Abstract Orocual field is one of the largest growing onshore opportunities in North of Monagas basin, eastern Venezuela. The field is planning to increase its production potential to more than 500% in the next five years. Business plan involve new expansion opportunities with improving field economics. These opportunities include massive development of the shallow heavy oil horizons by steam injection and development drilling in the deeper light and condensate reservoirs. To accomplish such a challenging goal, it was necessary to estimate new requirements for surface facilities while considering both reservoir uncertainties and multiple development scenarios.
This paper presents a unique and innovated method and a case-study for integrating multiple-reservoir forecasts with a surface facilities network, with economics and uncertainty. Subsurface responses from five Orocual formations were obtained from ten different reservoir simulation models with their associated well constraints. One single surface network model was used to gather production information from all the reservoirs and likewise was used to develop alternate production scenarios. An automated workflow handled the integration of reservoir production uncertainty, drilling schedule compliance, workover success, economics and varying surface facilities capacities.

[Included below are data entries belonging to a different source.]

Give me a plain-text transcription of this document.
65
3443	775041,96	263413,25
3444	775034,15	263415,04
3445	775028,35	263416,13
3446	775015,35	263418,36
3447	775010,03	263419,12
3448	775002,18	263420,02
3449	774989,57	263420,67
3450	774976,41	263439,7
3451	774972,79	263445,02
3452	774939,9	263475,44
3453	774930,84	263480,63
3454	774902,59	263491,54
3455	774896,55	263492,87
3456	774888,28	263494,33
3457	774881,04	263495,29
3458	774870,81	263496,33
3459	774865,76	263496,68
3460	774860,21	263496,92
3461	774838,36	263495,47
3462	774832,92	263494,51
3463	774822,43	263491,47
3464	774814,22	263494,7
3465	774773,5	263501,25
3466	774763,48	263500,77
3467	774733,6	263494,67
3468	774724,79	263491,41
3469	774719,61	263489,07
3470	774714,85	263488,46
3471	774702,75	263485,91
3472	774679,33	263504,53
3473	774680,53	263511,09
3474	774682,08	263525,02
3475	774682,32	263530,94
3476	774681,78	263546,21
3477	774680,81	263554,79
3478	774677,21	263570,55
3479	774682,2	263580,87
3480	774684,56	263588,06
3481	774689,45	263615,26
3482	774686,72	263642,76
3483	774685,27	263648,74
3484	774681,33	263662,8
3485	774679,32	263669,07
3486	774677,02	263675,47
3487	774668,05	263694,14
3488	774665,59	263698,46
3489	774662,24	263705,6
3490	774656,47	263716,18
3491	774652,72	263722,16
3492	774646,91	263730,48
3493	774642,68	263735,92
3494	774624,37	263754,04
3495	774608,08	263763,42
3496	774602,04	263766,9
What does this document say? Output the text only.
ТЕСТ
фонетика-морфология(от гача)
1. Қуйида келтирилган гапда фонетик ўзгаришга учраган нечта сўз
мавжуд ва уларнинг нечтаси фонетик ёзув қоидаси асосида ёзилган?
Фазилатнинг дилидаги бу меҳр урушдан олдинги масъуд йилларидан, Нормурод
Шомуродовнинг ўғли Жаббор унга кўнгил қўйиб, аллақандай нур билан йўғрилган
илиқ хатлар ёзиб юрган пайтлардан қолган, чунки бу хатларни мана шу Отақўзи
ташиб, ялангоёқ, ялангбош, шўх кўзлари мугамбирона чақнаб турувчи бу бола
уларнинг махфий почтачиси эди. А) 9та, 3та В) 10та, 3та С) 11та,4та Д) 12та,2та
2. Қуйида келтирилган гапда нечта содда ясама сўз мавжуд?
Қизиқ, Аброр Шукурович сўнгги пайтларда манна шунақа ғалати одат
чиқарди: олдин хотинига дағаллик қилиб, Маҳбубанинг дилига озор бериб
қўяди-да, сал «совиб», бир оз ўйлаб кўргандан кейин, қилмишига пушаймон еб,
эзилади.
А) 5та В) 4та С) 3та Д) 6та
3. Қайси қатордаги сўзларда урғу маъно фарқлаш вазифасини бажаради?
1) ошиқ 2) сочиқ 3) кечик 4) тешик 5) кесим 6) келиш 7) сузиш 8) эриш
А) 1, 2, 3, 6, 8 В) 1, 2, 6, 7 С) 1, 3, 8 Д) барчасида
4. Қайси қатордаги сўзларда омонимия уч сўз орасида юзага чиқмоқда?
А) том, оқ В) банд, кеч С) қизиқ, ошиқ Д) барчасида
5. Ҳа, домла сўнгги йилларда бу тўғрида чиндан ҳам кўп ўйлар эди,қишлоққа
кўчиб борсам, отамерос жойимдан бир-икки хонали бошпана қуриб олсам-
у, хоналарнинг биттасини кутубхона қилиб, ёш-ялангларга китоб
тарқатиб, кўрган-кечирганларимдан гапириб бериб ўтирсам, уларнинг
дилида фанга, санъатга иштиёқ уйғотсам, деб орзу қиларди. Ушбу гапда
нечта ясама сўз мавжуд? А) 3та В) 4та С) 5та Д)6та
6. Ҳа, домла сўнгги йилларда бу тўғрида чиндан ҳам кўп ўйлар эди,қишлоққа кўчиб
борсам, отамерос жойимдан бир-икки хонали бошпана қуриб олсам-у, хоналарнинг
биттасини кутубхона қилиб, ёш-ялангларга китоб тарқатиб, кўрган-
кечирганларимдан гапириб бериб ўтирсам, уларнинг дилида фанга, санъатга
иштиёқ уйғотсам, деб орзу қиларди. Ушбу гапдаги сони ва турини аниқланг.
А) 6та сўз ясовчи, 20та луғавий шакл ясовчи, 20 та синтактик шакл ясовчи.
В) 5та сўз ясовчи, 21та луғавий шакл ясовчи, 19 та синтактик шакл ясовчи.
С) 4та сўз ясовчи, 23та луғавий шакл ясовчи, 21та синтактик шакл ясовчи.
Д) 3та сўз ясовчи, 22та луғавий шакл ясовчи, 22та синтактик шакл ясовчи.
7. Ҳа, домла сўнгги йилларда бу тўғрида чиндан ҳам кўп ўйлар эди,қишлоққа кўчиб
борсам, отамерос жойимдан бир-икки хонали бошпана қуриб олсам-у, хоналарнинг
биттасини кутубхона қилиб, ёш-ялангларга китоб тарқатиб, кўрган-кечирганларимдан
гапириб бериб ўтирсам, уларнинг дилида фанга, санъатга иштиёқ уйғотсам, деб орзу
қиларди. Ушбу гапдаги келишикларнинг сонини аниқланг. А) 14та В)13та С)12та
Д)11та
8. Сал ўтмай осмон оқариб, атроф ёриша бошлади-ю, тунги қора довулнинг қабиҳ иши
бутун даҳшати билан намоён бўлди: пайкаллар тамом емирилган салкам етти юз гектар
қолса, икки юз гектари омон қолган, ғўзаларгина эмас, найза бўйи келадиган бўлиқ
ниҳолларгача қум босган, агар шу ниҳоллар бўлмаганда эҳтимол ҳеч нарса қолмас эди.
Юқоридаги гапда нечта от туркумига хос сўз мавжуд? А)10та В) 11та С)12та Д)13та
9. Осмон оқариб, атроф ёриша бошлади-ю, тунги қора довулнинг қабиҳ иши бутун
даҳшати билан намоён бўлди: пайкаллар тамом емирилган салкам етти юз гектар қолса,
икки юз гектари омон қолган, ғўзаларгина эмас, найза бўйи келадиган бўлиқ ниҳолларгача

The procedure that we have developed in this effort permitted the visualization of a more realistic asset performance compared to requirements in the long-term. The procedure also identified future needs for artificial lift.
The methodology developed also served as a platform for the exhaustive optimization of wellbore and surface equipment sizing in the presence of uncertainties based on front-endloading (FEL) methodology. The procedure allowed the evaluation of parameters that affect uncertainty in well productivity, drilling schedule compliance, workover success, and varying surface facilities capacities, such as project execution time, workover success, facilities uptime, and facilities spare capacity.
Introduction Field production profiles often deviate from simulated ones. Multi-disciplinary field study is traditionally a sequential process; decisions are often broken down and disconnected. Often, reservoir engineers just model reservoir response up to the bottom-hole, production engineers model the whole wellbore up to the well-head, and process engineers model the surface facilities from the wellhead to the tank [Saputelli et al., 2002]. In general, most parties assume constant pressures at the boundaries throughout simulation period.
During field development, not all subsurface uncertainties are considered for evaluating all feasible surface scenarios. Changes in well productivity, water-front advance, free-gas production, and fluid composition will affect both reservoir and surface response. Because of the previous, surface facilities may remain sub-utilized, reservoir potential may not be obtained, and field economics may not be achieved at peak performance.
PDVSA has implemented a planning methodology for selecting the optimal field exploitation strategy called MIAS (sustainable integrated asset modeling) [Acosta et al., 2005; Khan et al., 2006]. MIAS Orocual project's objective is to assure optimal short-term field operating strategies in agreement with long-term reservoir management objectives with social and environmental responsibility. Before the project began, MIAS Orocual project required the readiness of a platform [Rodriguez et al., 2006] for the quantification of subsurface, wells, and surface uncertainty variables and the evaluation of the effect on the value creation.
An automated workflow for integrating multiple numerical reservoir simulated production profiles within one surface facilities network was developed and is presented in this paper.